Friday mornings become stressful for me around 7. Friday is trash day and if I am not working on the trash by 7 then I will be late for work. Today I decided to put M in the Baby Bjorn and carry her while I pulled the trash up the hill. L even offered to help. And did she ever help. She pulled the biggest barrel of trash up the hill for me.
It was also recycle day, so this process took almost a half an hour. When we had moved our last barrel up the hill I saw my wife in the doorway.

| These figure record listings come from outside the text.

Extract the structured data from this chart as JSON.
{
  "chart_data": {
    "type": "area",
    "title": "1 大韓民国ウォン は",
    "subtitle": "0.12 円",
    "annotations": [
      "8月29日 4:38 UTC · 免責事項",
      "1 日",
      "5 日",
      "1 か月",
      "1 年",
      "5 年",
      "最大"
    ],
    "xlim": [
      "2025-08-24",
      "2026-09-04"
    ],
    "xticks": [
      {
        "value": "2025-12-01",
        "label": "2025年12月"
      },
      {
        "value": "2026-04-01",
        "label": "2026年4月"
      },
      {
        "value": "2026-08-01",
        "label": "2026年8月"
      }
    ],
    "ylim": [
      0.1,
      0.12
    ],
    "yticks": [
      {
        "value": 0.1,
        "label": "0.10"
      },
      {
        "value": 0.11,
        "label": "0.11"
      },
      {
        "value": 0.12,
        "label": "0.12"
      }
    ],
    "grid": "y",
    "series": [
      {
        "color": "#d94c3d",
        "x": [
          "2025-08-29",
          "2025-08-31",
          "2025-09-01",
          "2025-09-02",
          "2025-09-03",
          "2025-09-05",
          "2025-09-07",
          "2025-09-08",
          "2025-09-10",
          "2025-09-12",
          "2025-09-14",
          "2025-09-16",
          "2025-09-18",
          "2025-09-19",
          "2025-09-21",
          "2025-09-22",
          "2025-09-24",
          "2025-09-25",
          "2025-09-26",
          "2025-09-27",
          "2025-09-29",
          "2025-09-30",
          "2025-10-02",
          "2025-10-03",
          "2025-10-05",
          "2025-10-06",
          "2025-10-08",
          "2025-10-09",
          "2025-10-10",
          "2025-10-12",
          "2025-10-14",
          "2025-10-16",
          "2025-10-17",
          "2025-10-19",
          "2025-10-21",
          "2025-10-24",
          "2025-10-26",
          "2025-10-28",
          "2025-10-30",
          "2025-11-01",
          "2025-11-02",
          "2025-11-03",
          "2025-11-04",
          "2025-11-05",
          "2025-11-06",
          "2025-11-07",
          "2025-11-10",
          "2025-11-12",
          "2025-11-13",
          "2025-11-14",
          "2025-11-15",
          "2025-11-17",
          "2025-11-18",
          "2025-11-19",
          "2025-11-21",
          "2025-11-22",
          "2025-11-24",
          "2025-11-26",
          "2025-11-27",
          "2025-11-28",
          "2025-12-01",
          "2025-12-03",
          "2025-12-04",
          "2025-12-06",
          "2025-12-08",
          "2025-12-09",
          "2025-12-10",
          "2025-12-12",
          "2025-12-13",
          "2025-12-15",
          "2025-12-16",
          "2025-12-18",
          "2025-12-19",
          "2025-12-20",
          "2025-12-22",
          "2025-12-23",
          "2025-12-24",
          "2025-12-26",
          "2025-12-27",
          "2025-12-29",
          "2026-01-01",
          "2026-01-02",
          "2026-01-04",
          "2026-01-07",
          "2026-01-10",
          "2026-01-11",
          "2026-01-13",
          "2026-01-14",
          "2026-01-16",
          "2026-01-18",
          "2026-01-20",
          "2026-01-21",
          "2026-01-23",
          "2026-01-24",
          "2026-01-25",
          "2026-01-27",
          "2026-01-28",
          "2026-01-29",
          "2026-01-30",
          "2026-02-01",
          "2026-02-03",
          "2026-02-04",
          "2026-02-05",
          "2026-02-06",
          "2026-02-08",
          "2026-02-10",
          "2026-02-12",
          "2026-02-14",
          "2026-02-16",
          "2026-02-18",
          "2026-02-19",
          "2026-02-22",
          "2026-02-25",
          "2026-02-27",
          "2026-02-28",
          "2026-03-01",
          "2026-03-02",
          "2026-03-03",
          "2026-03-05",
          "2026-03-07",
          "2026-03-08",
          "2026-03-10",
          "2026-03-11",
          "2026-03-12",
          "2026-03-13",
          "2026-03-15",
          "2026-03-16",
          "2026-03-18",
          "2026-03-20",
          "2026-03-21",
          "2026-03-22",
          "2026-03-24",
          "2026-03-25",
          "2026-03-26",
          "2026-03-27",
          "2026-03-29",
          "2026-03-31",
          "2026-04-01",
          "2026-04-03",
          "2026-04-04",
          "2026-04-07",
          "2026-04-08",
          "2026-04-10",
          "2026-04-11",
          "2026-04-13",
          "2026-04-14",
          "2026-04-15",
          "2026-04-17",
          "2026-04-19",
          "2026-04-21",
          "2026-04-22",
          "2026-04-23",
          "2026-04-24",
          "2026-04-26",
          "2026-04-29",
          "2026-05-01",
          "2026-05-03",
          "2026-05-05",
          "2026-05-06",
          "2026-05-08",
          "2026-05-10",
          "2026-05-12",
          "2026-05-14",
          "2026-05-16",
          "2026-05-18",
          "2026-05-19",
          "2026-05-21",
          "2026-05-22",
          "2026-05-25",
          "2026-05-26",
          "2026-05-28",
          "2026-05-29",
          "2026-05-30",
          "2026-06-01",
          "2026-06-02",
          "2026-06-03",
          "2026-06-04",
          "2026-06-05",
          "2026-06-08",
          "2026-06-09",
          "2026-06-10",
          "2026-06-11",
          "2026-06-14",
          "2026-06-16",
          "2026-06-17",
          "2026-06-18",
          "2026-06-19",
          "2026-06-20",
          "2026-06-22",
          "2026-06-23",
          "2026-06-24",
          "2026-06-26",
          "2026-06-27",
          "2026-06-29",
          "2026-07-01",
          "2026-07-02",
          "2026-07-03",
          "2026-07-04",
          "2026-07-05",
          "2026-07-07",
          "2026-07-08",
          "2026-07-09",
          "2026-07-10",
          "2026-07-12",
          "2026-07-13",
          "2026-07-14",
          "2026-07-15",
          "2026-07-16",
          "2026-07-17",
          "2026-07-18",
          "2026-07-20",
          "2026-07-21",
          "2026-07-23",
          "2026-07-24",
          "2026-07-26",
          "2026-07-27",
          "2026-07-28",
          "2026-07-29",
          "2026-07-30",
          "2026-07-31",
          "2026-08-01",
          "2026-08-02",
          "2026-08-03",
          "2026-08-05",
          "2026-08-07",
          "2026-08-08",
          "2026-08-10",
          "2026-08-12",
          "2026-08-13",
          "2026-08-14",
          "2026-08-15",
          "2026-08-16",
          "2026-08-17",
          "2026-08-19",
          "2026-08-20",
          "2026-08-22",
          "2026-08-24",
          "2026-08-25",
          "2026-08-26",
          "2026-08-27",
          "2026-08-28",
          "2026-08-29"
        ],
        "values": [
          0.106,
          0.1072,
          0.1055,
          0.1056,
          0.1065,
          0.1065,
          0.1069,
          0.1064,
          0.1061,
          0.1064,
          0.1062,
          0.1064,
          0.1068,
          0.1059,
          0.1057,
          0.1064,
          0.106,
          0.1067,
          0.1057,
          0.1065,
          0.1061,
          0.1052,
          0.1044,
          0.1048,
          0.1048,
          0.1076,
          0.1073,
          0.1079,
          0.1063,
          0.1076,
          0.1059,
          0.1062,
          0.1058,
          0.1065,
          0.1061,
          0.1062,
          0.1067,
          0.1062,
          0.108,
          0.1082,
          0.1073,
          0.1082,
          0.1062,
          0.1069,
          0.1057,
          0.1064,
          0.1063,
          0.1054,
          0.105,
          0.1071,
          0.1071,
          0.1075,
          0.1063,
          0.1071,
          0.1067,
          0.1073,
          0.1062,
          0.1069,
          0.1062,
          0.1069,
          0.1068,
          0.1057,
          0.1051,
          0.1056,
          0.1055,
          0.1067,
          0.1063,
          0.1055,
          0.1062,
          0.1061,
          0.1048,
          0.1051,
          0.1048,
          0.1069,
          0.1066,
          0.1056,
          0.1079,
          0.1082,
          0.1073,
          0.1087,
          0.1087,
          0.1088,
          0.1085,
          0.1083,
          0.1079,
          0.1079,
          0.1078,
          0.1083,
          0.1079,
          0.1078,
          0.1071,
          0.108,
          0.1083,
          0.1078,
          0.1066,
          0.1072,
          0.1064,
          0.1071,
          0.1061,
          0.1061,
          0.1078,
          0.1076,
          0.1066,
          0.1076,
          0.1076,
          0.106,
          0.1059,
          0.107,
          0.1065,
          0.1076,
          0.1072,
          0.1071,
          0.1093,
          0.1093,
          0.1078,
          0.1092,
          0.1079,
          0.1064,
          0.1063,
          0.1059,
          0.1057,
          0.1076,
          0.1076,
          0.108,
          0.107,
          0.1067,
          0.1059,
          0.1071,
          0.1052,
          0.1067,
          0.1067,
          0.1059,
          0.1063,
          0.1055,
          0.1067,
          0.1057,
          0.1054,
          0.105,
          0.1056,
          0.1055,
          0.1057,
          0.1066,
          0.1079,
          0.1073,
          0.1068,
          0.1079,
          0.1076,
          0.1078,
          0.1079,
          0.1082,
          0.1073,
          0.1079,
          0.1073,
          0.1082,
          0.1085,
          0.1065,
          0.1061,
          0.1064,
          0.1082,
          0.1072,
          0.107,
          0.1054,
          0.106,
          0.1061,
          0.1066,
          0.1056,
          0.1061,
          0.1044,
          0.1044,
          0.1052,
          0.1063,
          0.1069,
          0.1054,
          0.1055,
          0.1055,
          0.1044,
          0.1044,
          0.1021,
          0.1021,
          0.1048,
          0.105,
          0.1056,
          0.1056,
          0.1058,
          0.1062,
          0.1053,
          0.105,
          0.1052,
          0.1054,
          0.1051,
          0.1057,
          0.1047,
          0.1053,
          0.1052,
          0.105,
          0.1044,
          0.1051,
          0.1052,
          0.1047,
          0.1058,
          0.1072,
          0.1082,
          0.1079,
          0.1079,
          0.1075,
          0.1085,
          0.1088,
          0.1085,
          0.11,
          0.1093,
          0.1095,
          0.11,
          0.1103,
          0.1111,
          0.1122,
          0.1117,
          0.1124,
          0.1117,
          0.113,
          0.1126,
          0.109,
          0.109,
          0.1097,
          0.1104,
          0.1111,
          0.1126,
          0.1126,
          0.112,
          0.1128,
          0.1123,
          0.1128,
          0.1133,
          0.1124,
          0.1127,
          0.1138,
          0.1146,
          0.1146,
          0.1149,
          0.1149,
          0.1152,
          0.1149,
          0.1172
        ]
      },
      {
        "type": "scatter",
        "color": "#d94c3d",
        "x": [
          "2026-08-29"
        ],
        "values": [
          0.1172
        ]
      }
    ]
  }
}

Now, I am thinking that I will get a hero's welcome when I come in the door. The possibility of putting the kids in front of a video for some adult time is a valid scenario in my mind. Imagine my surprise when I am greeted with:
"We need to talk about the events of this morning." My wife exclaimed
Oh Sh*t, I think to myself. We need to talk are really serious words in this relationship. Adult time is definitely off the table.
My wife continues: "That was a really dangerous situation this morning..."
"I agree. It really was." I honestly still had slight stomach pains over it. That is brain damage or death if our youngest goes down those stairs.
"Now how am I supposed to go away this weekend when things like this are going on?"
This was the fourth or fifth time my wife has asked this question. The other times were semi-joking so I thought I could let them go. This one made me really angry. I spoke loudly and without thinking my response through.
"Honestly, I don't care whether you go away this weekend or not. If you do not trust my judgment or parenting abilities then stay home. Do whatever the hell you want to do."
I believe my parenting skills are on par with my wife's. I resent it when she questions my skills in this manner. She continued:
"I don't see why you could not just get out of bed with M for one morning? Would that have been too much to ask? Why do I have to get up and rescue her from falling down the stairs?"
"I get up slowly. It takes me a few minutes to wake up." I responded.
"M needs to take a nap." My wife stated.
"I will put her down." I replied.
I hugged M and sang to her for 5 minutes before putting her to bed. During this time I reflected on the argument with my wife. My expectation of a heroes welcome was a definite problem in that altercation. I felt entitled to a thank you, but when I did not get it I became defensive and angry.
When I emerged from the bedroom I apologized to my wife. She apologized back. It would take us each a few hours to cool off, but we were fine.

Have you ever let false expectations generate anger? When?